Monday, October 5, 2015

New Construction Implied Warranties Waived By the Initial Buyer Can Still Extend to Subsequent Buyers

Illinois recognizes an implied warranty of habitability by the builder-seller of a new construction home to the buyer, that the home will be suitable for habitation.  This warranty is breached when (1) there are hidden, latent defects in or around the residence, that (2) interfere with the dwellers' use of the residence. See Board of Directors of Bloomfield Club Recreation Association v. Hoffman Group, Inc.

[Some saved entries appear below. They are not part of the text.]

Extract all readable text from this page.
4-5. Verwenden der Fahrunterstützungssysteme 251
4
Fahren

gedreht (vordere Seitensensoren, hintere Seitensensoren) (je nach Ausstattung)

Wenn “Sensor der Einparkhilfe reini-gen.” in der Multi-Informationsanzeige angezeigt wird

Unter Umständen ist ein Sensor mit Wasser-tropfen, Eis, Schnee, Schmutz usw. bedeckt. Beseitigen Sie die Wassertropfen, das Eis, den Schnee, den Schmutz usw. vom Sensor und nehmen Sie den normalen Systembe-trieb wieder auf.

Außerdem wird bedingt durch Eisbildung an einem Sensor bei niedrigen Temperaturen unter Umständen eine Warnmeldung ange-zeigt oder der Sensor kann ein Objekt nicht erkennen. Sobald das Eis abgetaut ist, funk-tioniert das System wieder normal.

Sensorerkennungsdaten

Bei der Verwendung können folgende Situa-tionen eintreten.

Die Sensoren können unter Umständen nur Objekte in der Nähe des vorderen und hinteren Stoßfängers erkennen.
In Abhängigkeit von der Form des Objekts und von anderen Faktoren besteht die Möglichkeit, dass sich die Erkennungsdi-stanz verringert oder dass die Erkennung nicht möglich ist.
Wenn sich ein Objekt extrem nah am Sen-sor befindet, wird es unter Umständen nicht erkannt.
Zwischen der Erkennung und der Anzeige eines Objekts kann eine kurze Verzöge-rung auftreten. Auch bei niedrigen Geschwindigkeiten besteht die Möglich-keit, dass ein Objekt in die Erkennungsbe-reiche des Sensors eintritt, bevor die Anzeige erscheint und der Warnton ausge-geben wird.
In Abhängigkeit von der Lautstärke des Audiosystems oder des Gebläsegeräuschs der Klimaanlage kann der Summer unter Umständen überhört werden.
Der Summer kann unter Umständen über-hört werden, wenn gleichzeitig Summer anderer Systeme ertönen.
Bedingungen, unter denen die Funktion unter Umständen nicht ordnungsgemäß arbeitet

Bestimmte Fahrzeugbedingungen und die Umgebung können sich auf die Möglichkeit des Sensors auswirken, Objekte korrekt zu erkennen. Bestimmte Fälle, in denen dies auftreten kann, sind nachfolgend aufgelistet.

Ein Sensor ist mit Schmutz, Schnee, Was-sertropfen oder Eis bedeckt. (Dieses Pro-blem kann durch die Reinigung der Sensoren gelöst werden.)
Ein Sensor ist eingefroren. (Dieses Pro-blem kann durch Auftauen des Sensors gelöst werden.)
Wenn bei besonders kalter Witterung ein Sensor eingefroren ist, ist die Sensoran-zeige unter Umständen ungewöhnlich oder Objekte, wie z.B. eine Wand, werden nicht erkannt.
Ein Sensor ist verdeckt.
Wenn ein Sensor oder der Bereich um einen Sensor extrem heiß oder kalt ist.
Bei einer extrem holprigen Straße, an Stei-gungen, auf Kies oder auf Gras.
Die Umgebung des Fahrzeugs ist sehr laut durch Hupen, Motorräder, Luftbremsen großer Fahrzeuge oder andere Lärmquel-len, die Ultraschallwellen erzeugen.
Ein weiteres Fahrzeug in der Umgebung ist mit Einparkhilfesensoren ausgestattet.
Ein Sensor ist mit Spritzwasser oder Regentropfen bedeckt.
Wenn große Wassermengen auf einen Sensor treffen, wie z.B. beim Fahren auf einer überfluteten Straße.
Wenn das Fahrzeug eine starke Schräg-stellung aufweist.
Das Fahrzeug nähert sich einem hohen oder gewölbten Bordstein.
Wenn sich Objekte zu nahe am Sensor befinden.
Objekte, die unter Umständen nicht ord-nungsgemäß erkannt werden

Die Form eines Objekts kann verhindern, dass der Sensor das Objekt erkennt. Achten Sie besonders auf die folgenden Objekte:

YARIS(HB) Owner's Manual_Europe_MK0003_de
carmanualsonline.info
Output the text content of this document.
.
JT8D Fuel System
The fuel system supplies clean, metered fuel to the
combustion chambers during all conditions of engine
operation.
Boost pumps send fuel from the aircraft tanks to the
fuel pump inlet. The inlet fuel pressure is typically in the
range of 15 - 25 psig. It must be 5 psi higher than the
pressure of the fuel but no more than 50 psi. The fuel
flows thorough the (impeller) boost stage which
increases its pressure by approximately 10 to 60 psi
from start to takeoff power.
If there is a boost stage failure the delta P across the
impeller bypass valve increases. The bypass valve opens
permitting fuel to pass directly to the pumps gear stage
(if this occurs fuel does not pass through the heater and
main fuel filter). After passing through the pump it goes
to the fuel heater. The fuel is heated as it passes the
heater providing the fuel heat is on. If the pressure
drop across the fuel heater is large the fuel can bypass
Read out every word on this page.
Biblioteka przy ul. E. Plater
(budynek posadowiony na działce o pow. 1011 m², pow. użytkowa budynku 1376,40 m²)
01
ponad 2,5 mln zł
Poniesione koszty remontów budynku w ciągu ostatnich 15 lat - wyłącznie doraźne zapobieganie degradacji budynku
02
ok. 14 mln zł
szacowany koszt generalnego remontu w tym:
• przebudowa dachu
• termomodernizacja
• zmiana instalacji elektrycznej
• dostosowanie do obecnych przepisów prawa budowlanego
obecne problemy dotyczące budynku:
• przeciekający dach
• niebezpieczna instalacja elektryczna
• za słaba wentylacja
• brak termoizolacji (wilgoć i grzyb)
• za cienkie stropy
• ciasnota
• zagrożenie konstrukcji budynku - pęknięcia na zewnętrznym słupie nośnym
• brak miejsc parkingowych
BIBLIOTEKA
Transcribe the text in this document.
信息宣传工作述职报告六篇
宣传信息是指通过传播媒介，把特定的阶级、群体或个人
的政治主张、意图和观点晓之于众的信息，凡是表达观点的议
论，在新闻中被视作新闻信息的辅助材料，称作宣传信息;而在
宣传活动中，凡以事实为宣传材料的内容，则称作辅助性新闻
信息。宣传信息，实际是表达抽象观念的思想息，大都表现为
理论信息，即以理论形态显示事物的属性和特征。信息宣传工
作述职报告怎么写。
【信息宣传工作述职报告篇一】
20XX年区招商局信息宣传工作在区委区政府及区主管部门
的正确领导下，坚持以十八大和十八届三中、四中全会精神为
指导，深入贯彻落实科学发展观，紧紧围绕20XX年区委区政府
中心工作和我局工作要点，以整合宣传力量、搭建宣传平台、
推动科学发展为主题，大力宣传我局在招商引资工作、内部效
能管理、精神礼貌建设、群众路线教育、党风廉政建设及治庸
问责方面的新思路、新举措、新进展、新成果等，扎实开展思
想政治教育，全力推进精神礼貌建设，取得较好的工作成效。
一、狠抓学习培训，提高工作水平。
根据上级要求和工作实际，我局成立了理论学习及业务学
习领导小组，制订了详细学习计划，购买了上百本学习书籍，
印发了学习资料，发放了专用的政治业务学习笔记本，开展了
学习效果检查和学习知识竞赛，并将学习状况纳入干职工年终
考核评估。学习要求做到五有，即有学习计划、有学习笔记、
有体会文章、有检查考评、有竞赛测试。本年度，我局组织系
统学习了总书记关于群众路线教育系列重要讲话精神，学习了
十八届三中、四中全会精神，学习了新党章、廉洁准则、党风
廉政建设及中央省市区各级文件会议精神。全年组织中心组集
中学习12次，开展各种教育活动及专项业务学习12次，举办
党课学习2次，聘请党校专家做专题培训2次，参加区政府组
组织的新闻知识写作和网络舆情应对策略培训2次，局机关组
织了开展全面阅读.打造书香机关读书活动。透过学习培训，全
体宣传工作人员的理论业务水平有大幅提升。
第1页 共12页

Builders can disclaim this implied warranty and buyers can waive it, by an express written agreement, provided that the disclaimer specifically references the implied warranty of habitability, the disclaimer language is brought to the purchasers' attention, as well as the consequences of waiver, and the purchasers knowingly waive their right to pursue any action for breach of the implied warranty of habitability.  This is often coupled with a replacement, express warranty from the builder (for example, to fix any defects within the first year after construction).

The recent case Fattah v. Bim provides a reminder of the strict parameters for the warranty, and also that the warranty, even if effectively waived by the initial purchaser, can still be claimed by a subsequent purchaser who did not knowingly waive it, even if the second owner bought the house "as is."  In Fattah, the issue involved a patio supported by a retaining wall behind the house.  The retaining wall failed and the patio collapsed four months after the second buyer moved into the property (February 2011, after the house had been built in 2007).  Extending the warranty to a subsequent purchaser is not new, and the Fattah court cites the 1982 Illinois Supreme Court decision in Redarowicz v. Ohlendorf on this point.

The "as is" agreement between the buyer and seller was not an agreement between the second owner and the builder, and therefore the court found this could not be sufficient basis for the builder to claim it amounted to a knowing waiver of the warranty.

The ruling begs the question, how can the builder better protect itself and extend the warranty to subsequent buyers?  Could for example the builder record a copy of the waiver of the implied warranty, so that any subsequent purchaser would be deemed to have at least constructive knowledge of its existence?  If the buyer went ahead with the purchase and said nothing, would that be enough to constitute acceptance of the waiver (and therefore a "knowing waiver" by the new buyer)?  The answer is unclear from this opinion, but this step would seem a relatively simple and prudent one that builders could take to at least strengthen their position.